I confess- giving sacrificially for a while can be the gift in itself. But when everyone else receives recognition, while you keep pouring yourself out and fading into the background, the twinge in your heart can feel like a stab.
I remembered that feeling- that gnawing, shame-inducing envy.
One day, after a long, tear-filled talk with a mentor, I decided to move on.
I decided- that no matter what, I’d do what I did. I decided- that serving without recognition was better than desiring to help but being unable to. As my colleagues serving in the pandemic received accolades and I didn’t, I wiped away my tears, took deep breaths and carried on.
Through the crushing, I began to believe, really believe- that in a world rife with contradictions, we cannot let ourselves be defined by external rewards.
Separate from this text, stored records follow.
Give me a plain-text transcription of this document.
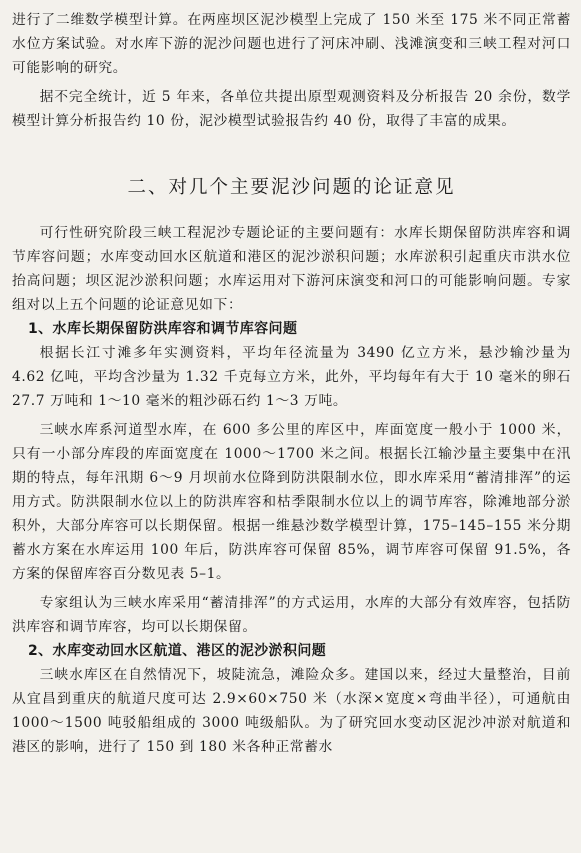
进行了二维数学模型计算。在两座坝区泥沙模型上完成了 150 米至 175 米不同正常蓄水位方案试验。对水库下游的泥沙问题也进行了河床冲刷、浅滩演变和三峡工程对河口可能影响的研究。

据不完全统计，近 5 年来，各单位共提出原型观测资料及分析报告 20 余份，数学模型计算分析报告约 10 份，泥沙模型试验报告约 40 份，取得了丰富的成果。

二、对几个主要泥沙问题的论证意见

可行性研究阶段三峡工程泥沙专题论证的主要问题有：水库长期保留防洪库容和调节库容问题；水库变动回水区航道和港区的泥沙淤积问题；水库淤积引起重庆市洪水位抬高问题；坝区泥沙淤积问题；水库运用对下游河床演变和河口的可能影响问题。专家组对以上五个问题的论证意见如下：

1、水库长期保留防洪库容和调节库容问题

根据长江寸滩多年实测资料，平均年径流量为 3490 亿立方米，悬沙输沙量为 4.62 亿吨，平均含沙量为 1.32 千克每立方米，此外，平均每年有大于 10 毫米的卵石 27.7 万吨和 1～10 毫米的粗沙砾石约 1～3 万吨。

三峡水库系河道型水库，在 600 多公里的库区中，库面宽度一般小于 1000 米，只有一小部分库段的库面宽度在 1000～1700 米之间。根据长江输沙量主要集中在汛期的特点，每年汛期 6～9 月坝前水位降到防洪限制水位，即水库采用“蓄清排浑”的运用方式。防洪限制水位以上的防洪库容和枯季限制水位以上的调节库容，除滩地部分淤积外，大部分库容可以长期保留。根据一维悬沙数学模型计算，175–145–155 米分期蓄水方案在水库运用 100 年后，防洪库容可保留 85%，调节库容可保留 91.5%，各方案的保留库容百分数见表 5–1。

专家组认为三峡水库采用“蓄清排浑”的方式运用，水库的大部分有效库容，包括防洪库容和调节库容，均可以长期保留。

2、水库变动回水区航道、港区的泥沙淤积问题

三峡水库区在自然情况下，坡陡流急，滩险众多。建国以来，经过大量整治，目前从宜昌到重庆的航道尺度可达 2.9×60×750 米（水深×宽度×弯曲半径），可通航由 1000～1500 吨驳船组成的 3000 吨级船队。为了研究回水变动区泥沙冲淤对航道和港区的影响，进行了 150 到 180 米各种正常蓄水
We must define ourselves, instead, through our own values.
When we show up consistently to our beliefs for the long haul, when we do what we do even when no one’s looking, when we pay the price willingly, THAT’S the ultimate prize.
Months after I’d learned this, after everyone I admired was awarded publicly, after it didn’t matter anymore, this award came out of nowhere.
So shocked was I that besides my husband, I didn’t share it with anyone else. I didn’t know what to feel. Surprise?
Looking back, the wait in the dark was God’s mercy. I grew to learn, that having an award or not no longer defined me. The validation no longer made or broke me.
It was an encouragement- I could smile, give it an appropriate place in my life, and move on. I needn’t feel like a fraud nor a hot air balloon.
What is it today that you’re discouraged by? What kind of recognition do you yearn for?
If you’re a stay-at-home-mum, or a struggling entrepreneur, some days get tough.
But perhaps, if we take a step back to discover our whys, we might rediscover our wonder and allow the privilege of living out our passion, to be our prize in itself- once again.
And discover, above all, that you’re precious beyond measure, whether or not you’re awarded publicly or not.